Para epígrafe de um caderno que
há-de ser livro e que ando compondo desde o dia 13 do mês passado, elegi este
trecho de Georges Duby (in As Damas do
Século XII – 1, Editorial Teorema, Lx., 1996):
“Aviso
desde já: o que pretendo mostrar não é o vivido real. Inacessível. São
reflexos, o que os testemunhos escritos reflectem. Confio no que dizem.”
Mais a esta liça ajunto que: toda a
vida fiz da atenção uma espécie de estúdio de fotógrafo verbal, desses de boneco-cavalinho
pelas pagãs feiras santuárias da populaça, resultando na prática, a minha vida
mesma, em um ror de mentiras – se não honestas e/ou piedosas, ao menos bem
intencionadas, como é próprio dos infernos privados.
Ao atulhado logradouro de
lembranças vou buscar ficções verídicas e inverosímeis no intuito da
mistificação alegórica e pró-moral. Exemplo maior: morta a Mãe, finado é tudo o
que for princípio.
Ao estaleiro da memória recorro a
toda a hora, mormente quando anoitece logo pela manhã. Exemplo não menor: o meu
Pai manquejando, como se o liso chão estivesse emboscado de invisíveis móveis
irrequietos tropeçadiços degraus. Assim escrevo. Assim escrevivo.
A viúva que acaba de passar? –
Manilha-de-paus com atavios de dama-de-copas, dessas que não raro desovam filharada
póstuma bem para além das 36 semanas de regimental respeito ao falecido.
O ajudante de armazém importador de
bananas com tanto quisto sebáceo na região demarcada do sovaco? – Estandarte
vivo da Escrófula com que Deus Vosso Senhor intumesce os culpados relapsos de
onanismo, esses punhetas ateus.
Aviso: não é que estas pessoas
tenham, deveras, acabado de passar pela antecâmara do meu lápis fot’oftálmico –
mas existem. À minha maneira, existem – como aliás também os anjos: só quem,
pelo entardenoitecer do Outono, não foi dar aos patos fluviais uma última demão
de pão velho os não sentiu. (Os não sentiu no olhar, que não pelos olhos,
digo.)
De que trata, pois, o caderno-livro
de que V. falo? De impreteríveis sedas & sedes, de espúrias espumas, do
arco-da-velha-das-coisas, de cenas de uma violência extrema como por exemplo a
epifania que toda a criança, mesmo alheia, é, de lances de censurável exposição
sexual como ainda agora aquela nuvem missionariamente por cima daqueloutra (mas
nenhuma nuvem, não importa, está-dito-está-feito-está-lido-está-vivido).
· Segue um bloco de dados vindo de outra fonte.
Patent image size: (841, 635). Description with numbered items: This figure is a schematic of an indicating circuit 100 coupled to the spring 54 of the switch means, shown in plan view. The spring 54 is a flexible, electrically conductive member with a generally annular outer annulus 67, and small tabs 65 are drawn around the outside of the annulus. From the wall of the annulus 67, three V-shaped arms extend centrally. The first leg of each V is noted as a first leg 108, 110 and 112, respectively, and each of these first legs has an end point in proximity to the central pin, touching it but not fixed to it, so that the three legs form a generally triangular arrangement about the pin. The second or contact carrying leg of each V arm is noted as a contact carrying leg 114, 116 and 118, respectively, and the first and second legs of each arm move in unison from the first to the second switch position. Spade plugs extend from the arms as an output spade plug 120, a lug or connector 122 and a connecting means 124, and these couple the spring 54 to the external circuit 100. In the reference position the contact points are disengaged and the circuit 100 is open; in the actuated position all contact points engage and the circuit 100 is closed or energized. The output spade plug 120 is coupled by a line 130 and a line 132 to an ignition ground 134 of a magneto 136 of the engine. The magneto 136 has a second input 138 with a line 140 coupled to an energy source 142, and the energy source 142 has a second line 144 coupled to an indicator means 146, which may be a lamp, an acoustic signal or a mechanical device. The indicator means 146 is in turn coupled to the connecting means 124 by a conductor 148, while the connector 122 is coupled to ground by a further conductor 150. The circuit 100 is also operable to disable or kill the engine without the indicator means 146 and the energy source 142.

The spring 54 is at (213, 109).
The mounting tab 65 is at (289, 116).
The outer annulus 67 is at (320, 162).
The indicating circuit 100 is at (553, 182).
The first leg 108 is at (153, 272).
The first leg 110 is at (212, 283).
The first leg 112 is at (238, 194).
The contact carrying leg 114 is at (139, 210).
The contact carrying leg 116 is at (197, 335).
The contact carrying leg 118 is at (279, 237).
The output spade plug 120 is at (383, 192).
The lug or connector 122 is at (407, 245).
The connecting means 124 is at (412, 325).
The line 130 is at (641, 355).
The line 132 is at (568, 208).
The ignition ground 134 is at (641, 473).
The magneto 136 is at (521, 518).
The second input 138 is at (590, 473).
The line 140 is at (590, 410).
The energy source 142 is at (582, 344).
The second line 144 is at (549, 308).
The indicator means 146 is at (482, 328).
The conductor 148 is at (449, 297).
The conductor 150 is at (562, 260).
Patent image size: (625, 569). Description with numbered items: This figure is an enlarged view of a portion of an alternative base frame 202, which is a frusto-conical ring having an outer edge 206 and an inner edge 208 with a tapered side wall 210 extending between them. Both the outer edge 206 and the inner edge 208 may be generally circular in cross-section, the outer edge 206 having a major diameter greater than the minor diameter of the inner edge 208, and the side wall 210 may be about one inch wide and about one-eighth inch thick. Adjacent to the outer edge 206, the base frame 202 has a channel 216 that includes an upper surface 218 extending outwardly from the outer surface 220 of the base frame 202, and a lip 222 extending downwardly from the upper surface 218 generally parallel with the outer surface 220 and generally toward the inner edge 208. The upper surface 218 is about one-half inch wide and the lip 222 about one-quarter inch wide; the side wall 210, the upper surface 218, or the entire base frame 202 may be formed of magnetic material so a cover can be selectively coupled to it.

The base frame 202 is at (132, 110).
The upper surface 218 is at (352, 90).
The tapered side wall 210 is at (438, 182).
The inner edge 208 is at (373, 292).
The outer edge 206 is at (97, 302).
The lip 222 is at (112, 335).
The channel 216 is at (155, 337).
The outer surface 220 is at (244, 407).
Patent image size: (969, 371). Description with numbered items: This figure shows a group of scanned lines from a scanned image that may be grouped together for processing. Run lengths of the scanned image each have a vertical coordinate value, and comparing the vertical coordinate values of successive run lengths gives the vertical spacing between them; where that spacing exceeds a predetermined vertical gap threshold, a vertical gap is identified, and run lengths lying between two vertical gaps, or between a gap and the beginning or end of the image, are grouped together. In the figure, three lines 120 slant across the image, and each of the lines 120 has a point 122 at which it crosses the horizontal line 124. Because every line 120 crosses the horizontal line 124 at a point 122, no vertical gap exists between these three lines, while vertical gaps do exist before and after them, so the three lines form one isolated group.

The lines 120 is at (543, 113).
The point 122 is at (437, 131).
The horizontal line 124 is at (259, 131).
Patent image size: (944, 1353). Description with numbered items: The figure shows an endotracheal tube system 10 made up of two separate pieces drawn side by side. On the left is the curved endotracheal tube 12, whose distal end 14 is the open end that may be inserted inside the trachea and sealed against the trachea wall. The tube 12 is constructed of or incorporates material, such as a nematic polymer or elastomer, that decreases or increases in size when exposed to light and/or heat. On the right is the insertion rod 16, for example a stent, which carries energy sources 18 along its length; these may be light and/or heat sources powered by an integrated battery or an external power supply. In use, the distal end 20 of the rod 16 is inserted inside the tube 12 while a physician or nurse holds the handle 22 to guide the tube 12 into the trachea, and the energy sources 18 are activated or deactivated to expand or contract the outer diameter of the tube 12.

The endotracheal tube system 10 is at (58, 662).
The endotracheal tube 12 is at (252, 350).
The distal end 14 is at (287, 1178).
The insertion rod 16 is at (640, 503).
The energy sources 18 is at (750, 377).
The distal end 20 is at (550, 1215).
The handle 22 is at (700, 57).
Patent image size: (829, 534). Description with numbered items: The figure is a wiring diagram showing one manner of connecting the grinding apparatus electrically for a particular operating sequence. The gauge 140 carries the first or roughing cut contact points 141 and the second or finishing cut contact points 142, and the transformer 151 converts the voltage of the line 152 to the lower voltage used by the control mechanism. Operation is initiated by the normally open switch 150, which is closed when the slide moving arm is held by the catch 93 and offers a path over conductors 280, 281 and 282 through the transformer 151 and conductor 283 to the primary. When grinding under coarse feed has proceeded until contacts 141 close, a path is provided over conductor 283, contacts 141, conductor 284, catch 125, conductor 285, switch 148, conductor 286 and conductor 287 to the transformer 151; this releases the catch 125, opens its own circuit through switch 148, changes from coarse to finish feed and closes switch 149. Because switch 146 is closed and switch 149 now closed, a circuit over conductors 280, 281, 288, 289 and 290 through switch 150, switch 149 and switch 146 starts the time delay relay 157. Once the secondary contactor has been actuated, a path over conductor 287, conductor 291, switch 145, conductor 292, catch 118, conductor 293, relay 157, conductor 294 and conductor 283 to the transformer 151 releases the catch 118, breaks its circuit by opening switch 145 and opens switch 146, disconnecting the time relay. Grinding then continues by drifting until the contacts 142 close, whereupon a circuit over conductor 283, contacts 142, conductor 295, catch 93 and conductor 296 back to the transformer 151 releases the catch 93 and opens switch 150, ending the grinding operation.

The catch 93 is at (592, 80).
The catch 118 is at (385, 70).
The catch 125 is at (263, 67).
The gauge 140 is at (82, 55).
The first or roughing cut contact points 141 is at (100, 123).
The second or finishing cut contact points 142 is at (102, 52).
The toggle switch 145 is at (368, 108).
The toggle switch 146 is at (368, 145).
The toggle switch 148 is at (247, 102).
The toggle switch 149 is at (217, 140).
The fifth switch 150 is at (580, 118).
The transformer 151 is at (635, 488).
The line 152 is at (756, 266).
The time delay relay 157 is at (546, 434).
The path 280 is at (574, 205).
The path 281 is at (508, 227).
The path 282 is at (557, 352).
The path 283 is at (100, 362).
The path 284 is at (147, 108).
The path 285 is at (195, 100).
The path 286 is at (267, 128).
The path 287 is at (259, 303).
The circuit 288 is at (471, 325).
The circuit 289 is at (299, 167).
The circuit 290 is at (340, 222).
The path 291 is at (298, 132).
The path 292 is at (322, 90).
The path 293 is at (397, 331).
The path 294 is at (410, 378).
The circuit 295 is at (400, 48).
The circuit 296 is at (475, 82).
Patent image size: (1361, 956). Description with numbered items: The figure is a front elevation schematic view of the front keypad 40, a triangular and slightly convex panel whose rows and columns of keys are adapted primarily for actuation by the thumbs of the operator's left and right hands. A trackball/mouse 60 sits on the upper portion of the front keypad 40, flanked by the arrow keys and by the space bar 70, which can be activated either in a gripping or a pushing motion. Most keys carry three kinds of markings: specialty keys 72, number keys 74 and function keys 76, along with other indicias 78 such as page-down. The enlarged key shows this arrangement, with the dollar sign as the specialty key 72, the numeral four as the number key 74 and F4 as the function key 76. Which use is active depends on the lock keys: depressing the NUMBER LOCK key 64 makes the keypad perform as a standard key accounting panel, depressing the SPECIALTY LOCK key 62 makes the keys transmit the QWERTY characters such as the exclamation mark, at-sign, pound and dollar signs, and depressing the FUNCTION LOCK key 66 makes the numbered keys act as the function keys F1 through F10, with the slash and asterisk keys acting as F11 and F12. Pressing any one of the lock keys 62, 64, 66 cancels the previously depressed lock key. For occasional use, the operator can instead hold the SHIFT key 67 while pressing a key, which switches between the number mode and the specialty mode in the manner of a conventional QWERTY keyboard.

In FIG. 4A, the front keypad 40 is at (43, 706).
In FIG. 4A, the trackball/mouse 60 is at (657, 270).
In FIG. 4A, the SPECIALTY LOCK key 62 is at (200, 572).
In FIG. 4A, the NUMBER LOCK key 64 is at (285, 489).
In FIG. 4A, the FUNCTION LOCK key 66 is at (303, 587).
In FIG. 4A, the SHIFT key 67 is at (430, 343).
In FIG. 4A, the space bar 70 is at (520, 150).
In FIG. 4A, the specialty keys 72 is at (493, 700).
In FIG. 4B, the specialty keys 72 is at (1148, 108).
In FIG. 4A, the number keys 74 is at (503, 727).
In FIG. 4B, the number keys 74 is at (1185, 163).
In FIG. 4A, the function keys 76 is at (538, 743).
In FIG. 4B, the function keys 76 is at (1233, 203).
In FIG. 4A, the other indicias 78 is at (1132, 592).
Trata
do antagonismo entre a luta e o luto. Fotografa estas povoações sem remédio mas
com farmácia por que disperso a minha vida compendiável para além daquelas duas
datas que sabemos.
No fundo como à flor, vivo de &
para ninharias. Seja. Na dimensão daquilo a que à falta de melhor palavra
chamamos Realidade, o que importa
mesmo são os dois dedos manuais que um trabalhador perdeu de si em acidente
laboral ocorrido no passado dia primeiro do corrente em uma empresa metalúrgica
sediada em Celeirós, Braga. Isso sim. Isso é que é literatura. Eu sei. Nem
sinto confusão, nem faço confusões – a mão doravante mutilada desse trabalhador
conta mais do que quanta página eu seja capaz. Pois, nenhuma confusão. Exemplo:
não confundo o Duarte Lama com o Dalai Lima. São carecas não mutuamente
reagentes.
Fiquemos hoje por aqui. Está em
curso a semana. São 7 e 19 da matina, tenho de apanhar o expresso das 8 e 20
para a minha terra, vou lá tratar de papeladas inadiáveis relativas a não sei
quê (mas a quem, sei). Está frio. Levo o casaco mais pesado. Vou de botas.
Confio no frio. É uma espécie de
pele de vidro. Tenho os dedos todos.